仕様書に基づいて長寿命の赤外線チューブを販売するのは、基本的には賭けに他なりません。ほとんどの人は、特定のワット数や長さを指定するだけです。しかし実際には、その数値だけでは、機械内での熱の流れや空気の流れについては何も分かりません。
私たちは現地での診断を推奨します。なぜなら、紙上では完璧に見えるチューブでも、実際には2週間で破損してしまうことがあるからです。おそらく、熱の反射がうまくいっていないか、電圧が不安定なのかもしれません。いずれにせよ、結果として役に立たない部品と停止した装置しか残りません。
実際の寿命の真相
長寿命を持つチューブというのは、単に石英が厚いからというわけではありません。それはバランスの取れた設計が必要です。フィラメントの温度を適切に管理しつつ、チューブ自体にかかる負荷も考慮しなければなりません。

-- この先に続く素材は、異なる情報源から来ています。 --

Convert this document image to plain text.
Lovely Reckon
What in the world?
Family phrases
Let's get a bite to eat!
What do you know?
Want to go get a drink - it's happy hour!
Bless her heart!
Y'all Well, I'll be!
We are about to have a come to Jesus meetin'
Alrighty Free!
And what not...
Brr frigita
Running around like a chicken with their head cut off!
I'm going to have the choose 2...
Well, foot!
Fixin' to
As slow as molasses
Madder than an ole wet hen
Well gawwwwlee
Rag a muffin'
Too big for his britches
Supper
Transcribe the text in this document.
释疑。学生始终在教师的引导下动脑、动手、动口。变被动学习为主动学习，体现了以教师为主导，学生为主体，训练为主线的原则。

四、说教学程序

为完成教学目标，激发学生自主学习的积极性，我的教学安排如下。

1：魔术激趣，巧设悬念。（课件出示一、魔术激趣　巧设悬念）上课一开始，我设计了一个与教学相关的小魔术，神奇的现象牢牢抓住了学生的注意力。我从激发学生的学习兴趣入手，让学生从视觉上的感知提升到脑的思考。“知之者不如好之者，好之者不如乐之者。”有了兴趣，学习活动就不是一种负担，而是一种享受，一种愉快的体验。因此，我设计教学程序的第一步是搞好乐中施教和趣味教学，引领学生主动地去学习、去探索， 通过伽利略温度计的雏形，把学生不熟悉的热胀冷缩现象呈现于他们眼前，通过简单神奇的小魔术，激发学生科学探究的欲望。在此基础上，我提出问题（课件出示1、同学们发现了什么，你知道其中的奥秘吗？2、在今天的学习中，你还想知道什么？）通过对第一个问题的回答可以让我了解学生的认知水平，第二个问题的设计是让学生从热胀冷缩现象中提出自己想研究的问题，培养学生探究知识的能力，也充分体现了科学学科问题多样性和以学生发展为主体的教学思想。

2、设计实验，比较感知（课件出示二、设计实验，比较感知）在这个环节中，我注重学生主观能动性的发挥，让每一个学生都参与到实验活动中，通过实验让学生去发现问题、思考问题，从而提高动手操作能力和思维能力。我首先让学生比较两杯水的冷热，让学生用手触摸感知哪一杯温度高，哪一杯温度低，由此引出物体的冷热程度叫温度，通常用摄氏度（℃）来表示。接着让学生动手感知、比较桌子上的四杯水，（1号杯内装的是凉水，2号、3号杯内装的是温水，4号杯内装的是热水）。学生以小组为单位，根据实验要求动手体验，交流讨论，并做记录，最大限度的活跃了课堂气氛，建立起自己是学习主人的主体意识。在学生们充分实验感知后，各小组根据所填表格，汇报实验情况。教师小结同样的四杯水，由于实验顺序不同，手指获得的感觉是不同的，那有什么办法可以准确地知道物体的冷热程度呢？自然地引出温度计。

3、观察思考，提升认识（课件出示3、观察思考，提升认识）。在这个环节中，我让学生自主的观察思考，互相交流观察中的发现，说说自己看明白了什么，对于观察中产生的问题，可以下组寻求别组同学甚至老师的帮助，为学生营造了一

高ワット数のチューブを狭いスペースに詰め込むと、「熱過多」という状態になります。これは、パーカーを着てマラソンを走るのと同じです。フィラメントは急速に劣化してしまいます。
私たちが現地に行くと、消費電力を確認したり、ガラスの実際の温度を測定します。もしガラスが異常に熱くなっている場合、それは製品を温める代わりに無駄なエネルギーを使っていることになります。
知っておくべきトレードオフ
タングステンフィラメントが急速に蒸発するのを防ぐために、私たちはハロゲン入りの石英を使用します。これにより、チューブの寿命が延びます。また、加熱対象によっては、放射スペクトルを変えるためにコーティングされたチューブを提案することもあります。
しかし、コーティングされたチューブは安定性や特定の材料への効果は良いものの、透明な石英ほど多くの熱を放出しません。つまり、より長い寿命の代わりに、出力が低下するのです。私たちは、そのトレードオフがご自身の使用状況に適しているかどうかを判断するのを手伝いたいのです。
小さな問題が大きな故障を引き起こす
R7やSk15のコネクタを使っている場合でも、問題は通常、接続部分から始まります。不適切に圧着された端子は、アークを発生させ、厄介な熱点を生じさせます。私たちは、チューブが圧迫されたり曲がったりしていないかを確認します。結局のところ、ガラスがどれだけ「長寿命」であっても、チューブが圧迫されていれば、毎回早期に破損してしまいます。